La storia di quello che oggi è l’Iraq inizia addirittura agli albori della civiltà, proprio qui nacquero le prime città della storia, divenendo poi terra di conquista per i vari imperi che nel corso dei secoli si avvicendarono al controllo di questa terra.
Tuttavia la nascita del moderno Iraq non si deve alla volontà delle popolazioni che lo abitavano ma a una decisione delle potenze coloniali, in primis gli inglesi, che lo ritagliarono letteralmente dal territorio dell’Impero ottomano al termine della Prima Guerra Mondiale. Rimarrà poi per lungo tempo nell’orbita dell’Impero britannico, che di fatto aveva un totale controllo sulla sua economia, fino a che un colpo di stato nel ’58 affrancò il paese dall’egemonia del Regno Unito.
Oggi l’Iraq è un paese molto giovane; il 67,9%[1] della popolazione ha meno di trent’ anni. Inoltre, è ricco di materie prime tra cui vaste riserve di petrolio.

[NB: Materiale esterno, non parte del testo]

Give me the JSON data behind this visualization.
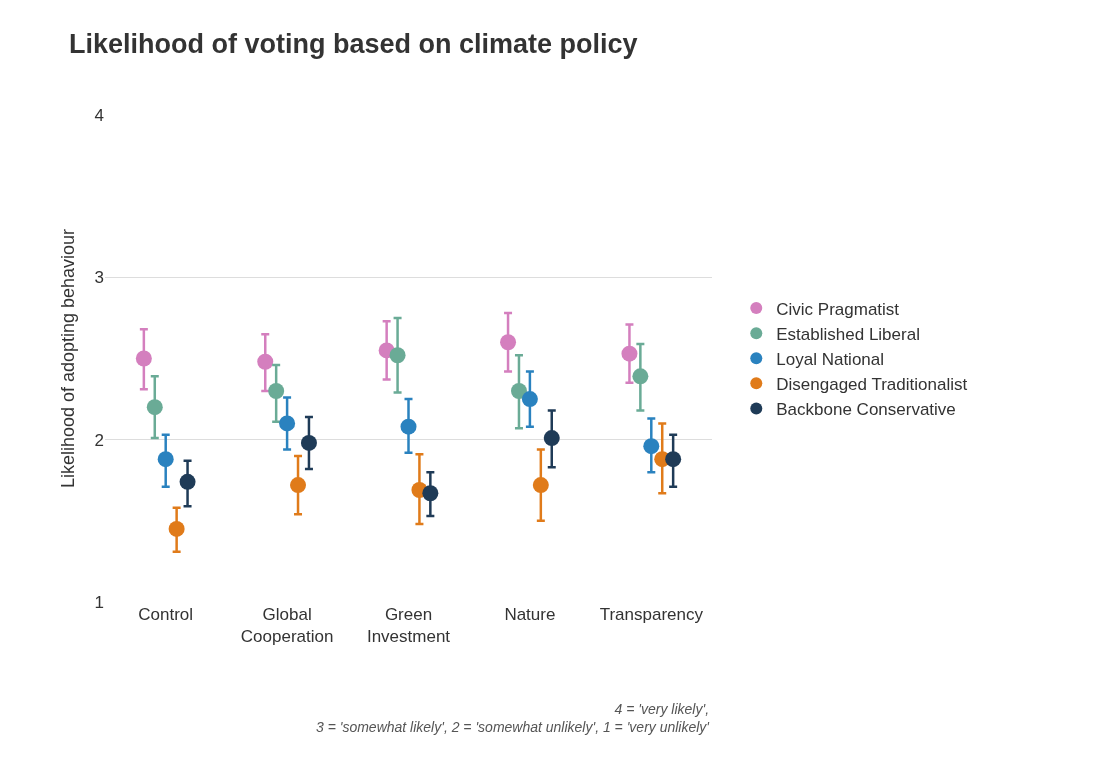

Sulla carta aveva tutti i requisiti necessari per essere un paese prospero e sviluppato, grazie all’ abbondanza di risorse naturali, a un apparato burocratico preparato e alla posizione strategica occupata dal paese che teoricamente avrebbero potuto consentire di fare ingenti investimenti nei settori pubblici come sanità ed istruzione permettendo poi la nascita di una vera e propria classe media.
Ma decenni passati tra dittature, divisioni settarie e religiose, guerre civili e interventi militari stranieri senza contare la forte presenza di gruppi terroristici hanno reso l’Iraq un paese povero con un PIL pro capite di soli 12,141$ (114o al mondo),[2] preda di una corruzione dilagante e con grosse carenze nei servizi per la popolazione. Ed è proprio questa situazione di estremo disagio che spinge la popolazione, e soprattutto i giovani, a scendere in piazza per protestare contro l’élite economico politiche che detengono il controllo del paese ma che sono estremamente divise sul piano religioso ed etnico.

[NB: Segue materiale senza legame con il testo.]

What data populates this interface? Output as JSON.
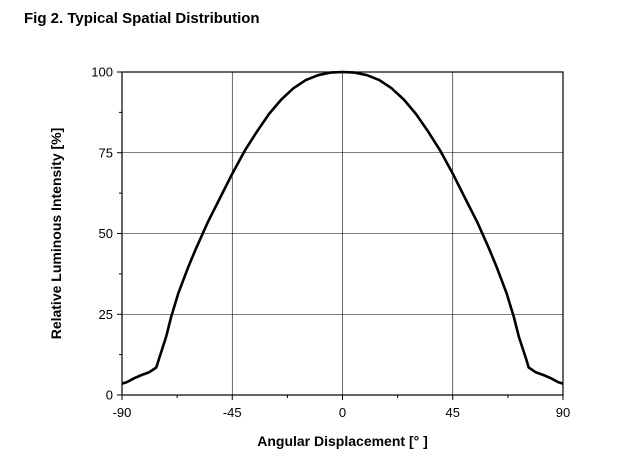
{
  "figure": {
    "title": "Fig 2. Typical Spatial Distribution"
  },
  "chart_data": {
    "type": "line",
    "title": "Fig 2. Typical Spatial Distribution",
    "xlabel": "Angular Displacement [° ]",
    "ylabel": "Relative Luminous Intensity [%]",
    "xlim": [
      -90,
      90
    ],
    "ylim": [
      0,
      100
    ],
    "xticks": [
      -90,
      -45,
      0,
      45,
      90
    ],
    "yticks": [
      0,
      25,
      50,
      75,
      100
    ],
    "xtick_labels": [
      "-90",
      "-45",
      "0",
      "45",
      "90"
    ],
    "ytick_labels": [
      "0",
      "25",
      "50",
      "75",
      "100"
    ],
    "grid": true,
    "series": [
      {
        "x": [
          -90,
          -88,
          -85,
          -82,
          -79,
          -76,
          -75,
          -72,
          -70,
          -67,
          -63,
          -60,
          -55,
          -50,
          -45,
          -40,
          -35,
          -30,
          -25,
          -20,
          -15,
          -10,
          -5,
          0,
          5,
          10,
          15,
          20,
          25,
          30,
          35,
          40,
          45,
          50,
          55,
          60,
          63,
          67,
          70,
          72,
          75,
          76,
          79,
          82,
          85,
          88,
          90
        ],
        "y": [
          3.5,
          4.0,
          5.2,
          6.2,
          7.0,
          8.5,
          11,
          18,
          24,
          31.5,
          39.5,
          45,
          53.5,
          61,
          68.5,
          75.5,
          81.5,
          87,
          91.5,
          95,
          97.5,
          99,
          99.8,
          100,
          99.8,
          99,
          97.5,
          95,
          91.5,
          87,
          81.5,
          75.5,
          68.5,
          61,
          53.5,
          45,
          39.5,
          31.5,
          24,
          18,
          11,
          8.5,
          7.0,
          6.2,
          5.2,
          4.0,
          3.5
        ]
      }
    ]
  }
}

I giovani iracheni vivono in condizioni estremamente difficili. L’instabilità e l’embargo posto dagli USA negli anni 90’ hanno creato una povertà diffusa strozzando la classe media irachena che aveva iniziato faticosamente a formarsi a partire dagli anni 70/80.

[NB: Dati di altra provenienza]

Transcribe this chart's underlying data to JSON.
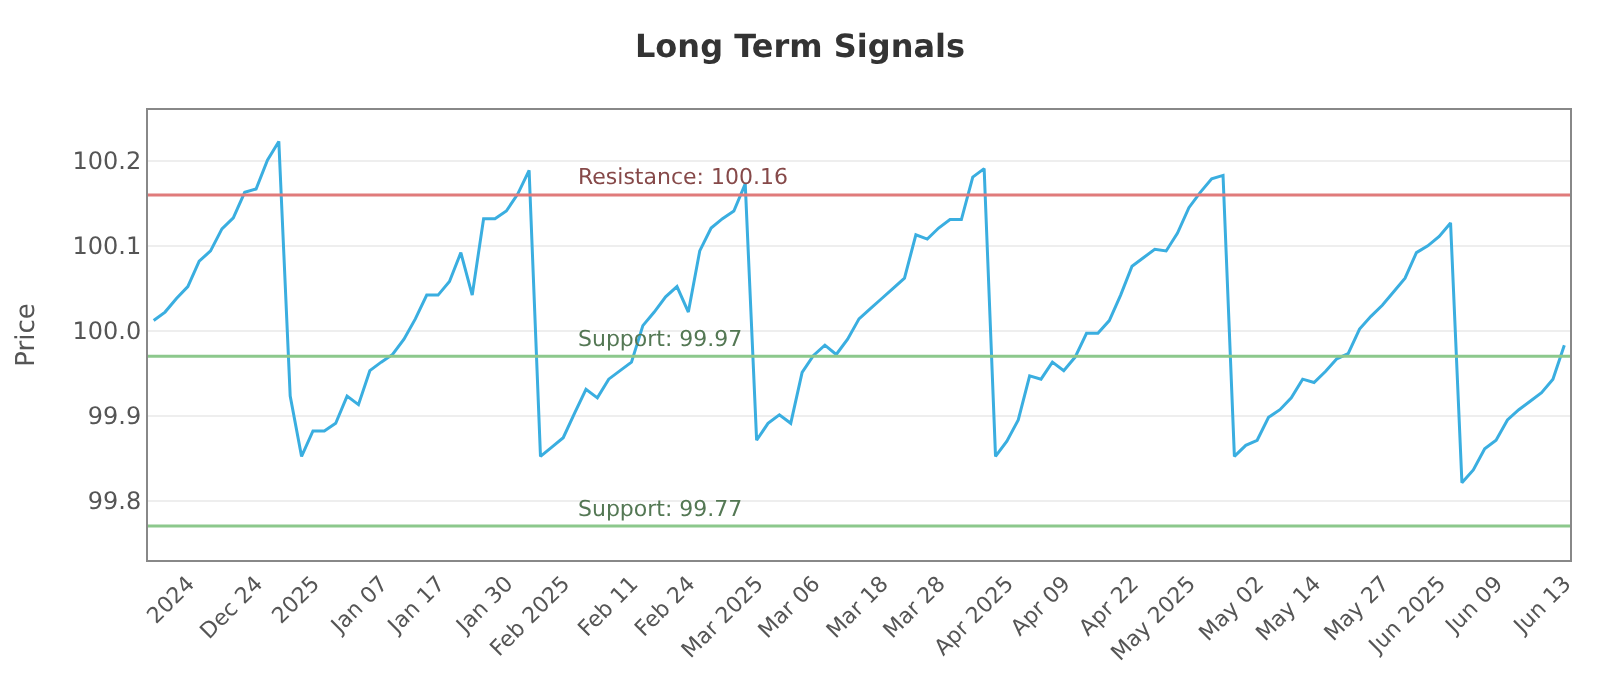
{
  "chart_data": {
    "type": "line",
    "title": "Long Term Signals",
    "ylabel": "Price",
    "categories": [
      null,
      null,
      null,
      "2024",
      null,
      null,
      null,
      null,
      null,
      "Dec 24",
      null,
      null,
      null,
      null,
      "2025",
      null,
      null,
      null,
      null,
      null,
      "Jan 07",
      null,
      null,
      null,
      null,
      "Jan 17",
      null,
      null,
      null,
      null,
      null,
      "Jan 30",
      null,
      null,
      null,
      null,
      "Feb 2025",
      null,
      null,
      null,
      null,
      null,
      "Feb 11",
      null,
      null,
      null,
      null,
      "Feb 24",
      null,
      null,
      null,
      null,
      null,
      "Mar 2025",
      null,
      null,
      null,
      null,
      "Mar 06",
      null,
      null,
      null,
      null,
      null,
      "Mar 18",
      null,
      null,
      null,
      null,
      "Mar 28",
      null,
      null,
      null,
      null,
      null,
      "Apr 2025",
      null,
      null,
      null,
      null,
      "Apr 09",
      null,
      null,
      null,
      null,
      null,
      "Apr 22",
      null,
      null,
      null,
      null,
      "May 2025",
      null,
      null,
      null,
      null,
      null,
      "May 02",
      null,
      null,
      null,
      null,
      "May 14",
      null,
      null,
      null,
      null,
      null,
      "May 27",
      null,
      null,
      null,
      null,
      "Jun 2025",
      null,
      null,
      null,
      null,
      "Jun 09",
      null,
      null,
      null,
      null,
      null,
      "Jun 13"
    ],
    "series": [
      {
        "color": "#3aaee0",
        "values": [
          100.012,
          100.022,
          100.038,
          100.052,
          100.082,
          100.094,
          100.12,
          100.133,
          100.163,
          100.167,
          100.201,
          100.223,
          99.923,
          99.852,
          99.882,
          99.882,
          99.891,
          99.923,
          99.913,
          99.953,
          99.963,
          99.972,
          99.99,
          100.014,
          100.042,
          100.042,
          100.058,
          100.092,
          100.042,
          100.132,
          100.132,
          100.141,
          100.161,
          100.189,
          99.852,
          99.863,
          99.874,
          99.903,
          99.931,
          99.921,
          99.943,
          99.953,
          99.963,
          100.006,
          100.022,
          100.04,
          100.052,
          100.022,
          100.094,
          100.121,
          100.132,
          100.141,
          100.173,
          99.871,
          99.891,
          99.901,
          99.891,
          99.951,
          99.971,
          99.983,
          99.972,
          99.99,
          100.014,
          100.026,
          100.038,
          100.05,
          100.062,
          100.113,
          100.108,
          100.121,
          100.131,
          100.131,
          100.181,
          100.191,
          99.852,
          99.87,
          99.895,
          99.947,
          99.943,
          99.963,
          99.953,
          99.969,
          99.997,
          99.997,
          100.012,
          100.042,
          100.076,
          100.086,
          100.096,
          100.094,
          100.115,
          100.145,
          100.163,
          100.179,
          100.183,
          99.852,
          99.865,
          99.871,
          99.898,
          99.907,
          99.921,
          99.943,
          99.939,
          99.952,
          99.967,
          99.973,
          100.002,
          100.017,
          100.03,
          100.046,
          100.062,
          100.092,
          100.1,
          100.111,
          100.127,
          99.821,
          99.836,
          99.861,
          99.871,
          99.895,
          99.907,
          99.917,
          99.927,
          99.943,
          99.983
        ]
      }
    ],
    "ylim": [
      99.73,
      100.26
    ],
    "yticks": [
      99.8,
      99.9,
      {
        "value": 100,
        "label": "100.0"
      },
      100.1,
      100.2
    ],
    "grid": "y",
    "marker": "none",
    "line_style": "solid",
    "ref_lines": [
      {
        "axis": "y",
        "value": 100.16,
        "label": "Resistance: 100.16",
        "color": "#e07b7b"
      },
      {
        "axis": "y",
        "value": 99.97,
        "label": "Support: 99.97",
        "color": "#8cc88c"
      },
      {
        "axis": "y",
        "value": 99.77,
        "label": "Support: 99.77",
        "color": "#8cc88c"
      }
    ]
  }
}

Con un mercato del lavoro controllato dal sistema politico i giovani iracheni fronteggiano livelli di disoccupazione elevati, con la disoccupazione giovanile che arriva al 34,6%[3]. Le proteste che ciclicamente scoppiano nel paese le ultime si sono svolte tra agosto e ottobre del 2022 vedono un’enorme partecipazione dei giovani che, nonostante siano una larga fetta della popolazione, sono costantemente ignorati nelle scelte del governo.
I giovani scesi in strada chiedono la fine del sistema clientelare e settario che domina il panorama del lavoro in Iraq, più politiche che vedano protagonisti i giovani e maggiori investimenti nei sistemi educativo e sanitario che attualmente versano in condizioni disastrose.
Nonostante le numerose risorse naturali del paese potrebbero garantire i fondi necessari per ampi piani di riforma e sviluppo la situazione stenta a migliorare per via dell’onnipresente corruzione che permea l’intero apparato statale.
Tutto ciò alimenta la rabbia e la frustrazione nelle fasce più giovani della popolazione impegnate a lottare tenacemente per ottenere la considerazione necessaria da parte dei politici e che continueranno a protestare fino a quando non vedranno dei concreti miglioramenti delle proprie condizioni di vita.
Quello che emerge dalle due parti di questo articolo è che in entrambi i paesi presi in esame (Francia e Iraq), al netto delle loro grosse differenze socio-culturali, i giovani si sentono marginalizzati e abbandonati a sé stessi prigionieri di un sistema che non li valorizza ne riesce a fornirgli gli strumenti necessari per crearsi un futuro stabile. L’aspirazione a loro comune è la richiesta di essere ascoltati dai loro rispettivi governi, vedere nei loro paesi la nascita di un progetto politico che li veda protagonisti.
Tuttavia per ora non sono state messe in campo delle iniziative governative tese a migliorare la situazione; in Iraq anzi i manifestanti nell’ultimo ciclo di proteste sono andati incontro a una dura repressione che ha lasciato dietro di sé quasi 600 morti [4], mentre in Francia nonostante le quattordici giornate di protesta la riforma delle pensioni è stata comunque approvata ed è diventata operativa a partire dal 1° settembre. Ma il disagio che ha alimentato le proteste rimane latente nella società continuando a crescere sebbene sottotraccia.
Ciò porta in entrambi i paesi al continuo riemergere di proteste e violenze rendendo la situazione sempre più critica fino a che la rabbia e la frustrazione non diventeranno incontenibili e la situazione esploderà con conseguenze imprevedibili per tutti gli attori coinvolti.